While of a strictly familial nature, this case relies upon elements of land law and principles of equity for its proximation of fact.

After a decade-spanning relationship of trust and obligation observed by the appellant, it fell to the House of Lords to lay to rest the true meaning behind the time shared between two cousins; while the core of this dispute rests within the subjective disparity of those seeking claim to the estate of a private farmer, and the man who likely knew him better than anybody.

After growing up and working on his father’s farm, the appellant found himself extending his energies to his older cousin, after witnessing him suffering loss both through death and divorce.

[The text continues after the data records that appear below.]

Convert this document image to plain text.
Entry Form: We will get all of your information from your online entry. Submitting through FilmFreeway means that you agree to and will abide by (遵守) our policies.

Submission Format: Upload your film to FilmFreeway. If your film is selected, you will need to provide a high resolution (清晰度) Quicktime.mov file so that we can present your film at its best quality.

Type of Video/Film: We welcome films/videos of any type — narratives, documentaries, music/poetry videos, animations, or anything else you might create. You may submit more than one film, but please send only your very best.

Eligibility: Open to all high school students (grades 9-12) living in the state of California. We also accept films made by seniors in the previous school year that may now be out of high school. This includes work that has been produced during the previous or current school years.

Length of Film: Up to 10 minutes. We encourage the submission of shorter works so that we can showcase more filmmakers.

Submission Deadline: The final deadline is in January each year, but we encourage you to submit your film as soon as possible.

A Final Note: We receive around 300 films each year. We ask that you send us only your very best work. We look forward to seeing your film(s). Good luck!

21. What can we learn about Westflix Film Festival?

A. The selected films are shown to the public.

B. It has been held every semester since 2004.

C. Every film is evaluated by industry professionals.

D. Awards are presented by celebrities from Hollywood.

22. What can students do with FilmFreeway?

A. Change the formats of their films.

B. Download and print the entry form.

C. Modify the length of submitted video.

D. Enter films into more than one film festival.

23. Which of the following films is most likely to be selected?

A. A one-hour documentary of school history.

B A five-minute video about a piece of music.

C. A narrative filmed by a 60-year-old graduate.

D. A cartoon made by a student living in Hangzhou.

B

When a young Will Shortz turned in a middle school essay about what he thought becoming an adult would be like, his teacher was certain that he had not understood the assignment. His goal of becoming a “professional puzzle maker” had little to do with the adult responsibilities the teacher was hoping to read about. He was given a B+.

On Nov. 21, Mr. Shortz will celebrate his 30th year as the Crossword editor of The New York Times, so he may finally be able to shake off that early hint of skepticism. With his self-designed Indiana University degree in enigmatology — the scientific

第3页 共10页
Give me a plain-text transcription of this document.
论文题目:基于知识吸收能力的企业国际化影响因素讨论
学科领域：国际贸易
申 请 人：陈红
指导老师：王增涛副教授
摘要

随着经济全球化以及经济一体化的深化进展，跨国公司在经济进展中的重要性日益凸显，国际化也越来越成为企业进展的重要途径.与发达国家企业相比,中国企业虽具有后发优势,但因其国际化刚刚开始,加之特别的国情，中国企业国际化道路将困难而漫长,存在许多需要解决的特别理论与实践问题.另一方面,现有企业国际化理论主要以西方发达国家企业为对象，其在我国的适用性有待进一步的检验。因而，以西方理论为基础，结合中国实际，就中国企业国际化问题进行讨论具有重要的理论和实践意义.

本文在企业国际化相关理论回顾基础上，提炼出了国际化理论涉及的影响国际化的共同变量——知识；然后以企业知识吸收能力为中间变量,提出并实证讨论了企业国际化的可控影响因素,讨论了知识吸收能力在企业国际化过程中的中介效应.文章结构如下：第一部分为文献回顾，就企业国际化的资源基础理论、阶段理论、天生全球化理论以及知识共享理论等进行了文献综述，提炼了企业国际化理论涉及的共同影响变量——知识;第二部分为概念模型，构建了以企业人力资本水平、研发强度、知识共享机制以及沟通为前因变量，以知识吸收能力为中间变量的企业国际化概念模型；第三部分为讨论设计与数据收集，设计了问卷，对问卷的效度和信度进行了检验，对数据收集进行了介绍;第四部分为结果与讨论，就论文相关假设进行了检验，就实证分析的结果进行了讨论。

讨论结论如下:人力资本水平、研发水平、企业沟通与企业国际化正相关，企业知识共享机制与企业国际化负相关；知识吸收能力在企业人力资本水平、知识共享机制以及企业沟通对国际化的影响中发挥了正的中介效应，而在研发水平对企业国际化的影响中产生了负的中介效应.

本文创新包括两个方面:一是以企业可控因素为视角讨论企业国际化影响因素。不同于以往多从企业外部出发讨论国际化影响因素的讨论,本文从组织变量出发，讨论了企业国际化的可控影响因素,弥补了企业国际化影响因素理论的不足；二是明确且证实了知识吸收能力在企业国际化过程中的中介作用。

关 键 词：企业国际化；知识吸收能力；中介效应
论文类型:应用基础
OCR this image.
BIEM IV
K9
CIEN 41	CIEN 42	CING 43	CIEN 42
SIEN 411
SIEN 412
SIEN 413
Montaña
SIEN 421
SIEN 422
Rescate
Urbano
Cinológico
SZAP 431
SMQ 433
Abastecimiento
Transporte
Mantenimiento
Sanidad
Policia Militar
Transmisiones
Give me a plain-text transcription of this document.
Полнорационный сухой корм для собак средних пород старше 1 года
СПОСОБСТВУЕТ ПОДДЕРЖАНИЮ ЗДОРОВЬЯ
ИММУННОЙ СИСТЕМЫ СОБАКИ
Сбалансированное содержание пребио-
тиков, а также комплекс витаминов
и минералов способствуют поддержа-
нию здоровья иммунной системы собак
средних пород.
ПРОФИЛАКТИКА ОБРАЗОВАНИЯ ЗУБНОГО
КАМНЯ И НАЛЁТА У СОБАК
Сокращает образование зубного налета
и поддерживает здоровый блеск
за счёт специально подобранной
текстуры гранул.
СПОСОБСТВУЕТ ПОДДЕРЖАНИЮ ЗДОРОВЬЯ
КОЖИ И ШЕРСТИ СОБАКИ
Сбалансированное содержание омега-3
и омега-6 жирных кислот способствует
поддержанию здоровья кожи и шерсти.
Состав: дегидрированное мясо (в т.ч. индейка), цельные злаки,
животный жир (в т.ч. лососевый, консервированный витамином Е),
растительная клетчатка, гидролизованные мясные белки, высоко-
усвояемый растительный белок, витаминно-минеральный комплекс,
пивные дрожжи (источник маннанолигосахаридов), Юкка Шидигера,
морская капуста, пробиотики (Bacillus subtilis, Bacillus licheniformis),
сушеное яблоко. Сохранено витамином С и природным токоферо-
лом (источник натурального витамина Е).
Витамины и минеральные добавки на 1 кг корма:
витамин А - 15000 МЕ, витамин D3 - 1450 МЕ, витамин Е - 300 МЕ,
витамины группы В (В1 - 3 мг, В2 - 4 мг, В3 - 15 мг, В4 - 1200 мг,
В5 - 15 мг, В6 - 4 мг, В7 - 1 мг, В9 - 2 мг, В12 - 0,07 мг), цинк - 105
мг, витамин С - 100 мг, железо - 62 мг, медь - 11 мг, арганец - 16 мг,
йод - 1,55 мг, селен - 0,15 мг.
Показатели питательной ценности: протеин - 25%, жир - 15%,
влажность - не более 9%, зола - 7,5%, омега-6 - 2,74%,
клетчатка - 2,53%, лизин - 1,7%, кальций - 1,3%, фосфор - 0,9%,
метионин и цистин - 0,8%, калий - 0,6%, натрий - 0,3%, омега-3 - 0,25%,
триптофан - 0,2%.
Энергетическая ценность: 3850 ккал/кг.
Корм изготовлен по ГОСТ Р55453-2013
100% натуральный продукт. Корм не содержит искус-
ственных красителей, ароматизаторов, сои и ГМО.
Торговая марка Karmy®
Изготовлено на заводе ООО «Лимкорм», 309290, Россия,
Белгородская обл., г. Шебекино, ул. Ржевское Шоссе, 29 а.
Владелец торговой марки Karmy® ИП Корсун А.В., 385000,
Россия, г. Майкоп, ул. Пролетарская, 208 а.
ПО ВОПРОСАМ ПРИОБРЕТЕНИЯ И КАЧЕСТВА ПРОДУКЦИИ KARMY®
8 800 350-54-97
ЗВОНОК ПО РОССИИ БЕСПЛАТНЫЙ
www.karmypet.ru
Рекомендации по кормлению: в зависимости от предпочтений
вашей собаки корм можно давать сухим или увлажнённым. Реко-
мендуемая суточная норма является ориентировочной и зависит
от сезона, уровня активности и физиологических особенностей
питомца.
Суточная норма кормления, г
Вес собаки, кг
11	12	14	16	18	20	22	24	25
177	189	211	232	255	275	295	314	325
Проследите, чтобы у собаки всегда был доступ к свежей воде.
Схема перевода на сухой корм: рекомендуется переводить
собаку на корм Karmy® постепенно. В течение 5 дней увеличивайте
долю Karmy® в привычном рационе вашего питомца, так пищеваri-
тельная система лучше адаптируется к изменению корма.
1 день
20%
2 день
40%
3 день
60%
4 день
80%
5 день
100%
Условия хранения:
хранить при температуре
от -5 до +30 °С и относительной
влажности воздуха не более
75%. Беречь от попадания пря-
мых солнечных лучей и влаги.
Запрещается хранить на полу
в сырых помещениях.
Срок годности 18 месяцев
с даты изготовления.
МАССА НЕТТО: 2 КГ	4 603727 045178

Having no children of his own, the cousin had continued to toil the land left him; and in turn, looked to the appellant to help manage the considerably extensive freehold.

For one reason or another, the arrangement required no payment exchange; and so, it was that until the death of the landowner, the two men worked the farm and developed it through an intimate relationship based upon the appellant’s unique ability to understand the emotion and intentions of a man renowned for his narrow vocabulary and deep introspection.

When upon his death, the appellant followed up on his understanding that the farm had been bequeathed him, the claim of succession was contested on grounds of proprietary estoppel and the ambiguity of true intention displayed by the deceased.

There were principally two events that triggered the assumption of his entitlement, namely a gesture that indirectly disclosed the plans of the elder cousin in relation to deaths duties, and the inherent nature of their close friendship and disappearance and subsequently implied revocation of a will drawn up eight years prior to his passing.

Needless to say, over the passage of time the appellant had made numerous adjustments to his own circumstances in order that the relationship could sustain the changes discussed and alterations incorporated into the estate, while there were a number of other minor events that supported his interpretation that he would become the sole successor of his cousin’s farm.

Having had his claim dismissed in the lower courts, it became fatal to the respondents in the House of Lords that the principle of proprietary estoppel relies upon an inability to identify the land in contention, therefore the House upheld the appeal, while reminding the parties that:

“If it is reasonable for a representee to whom representations have been made to take the representations at their face value and rely on them, it would not in general be open to the representor to say that he or she had not intended the representee to rely upon them.”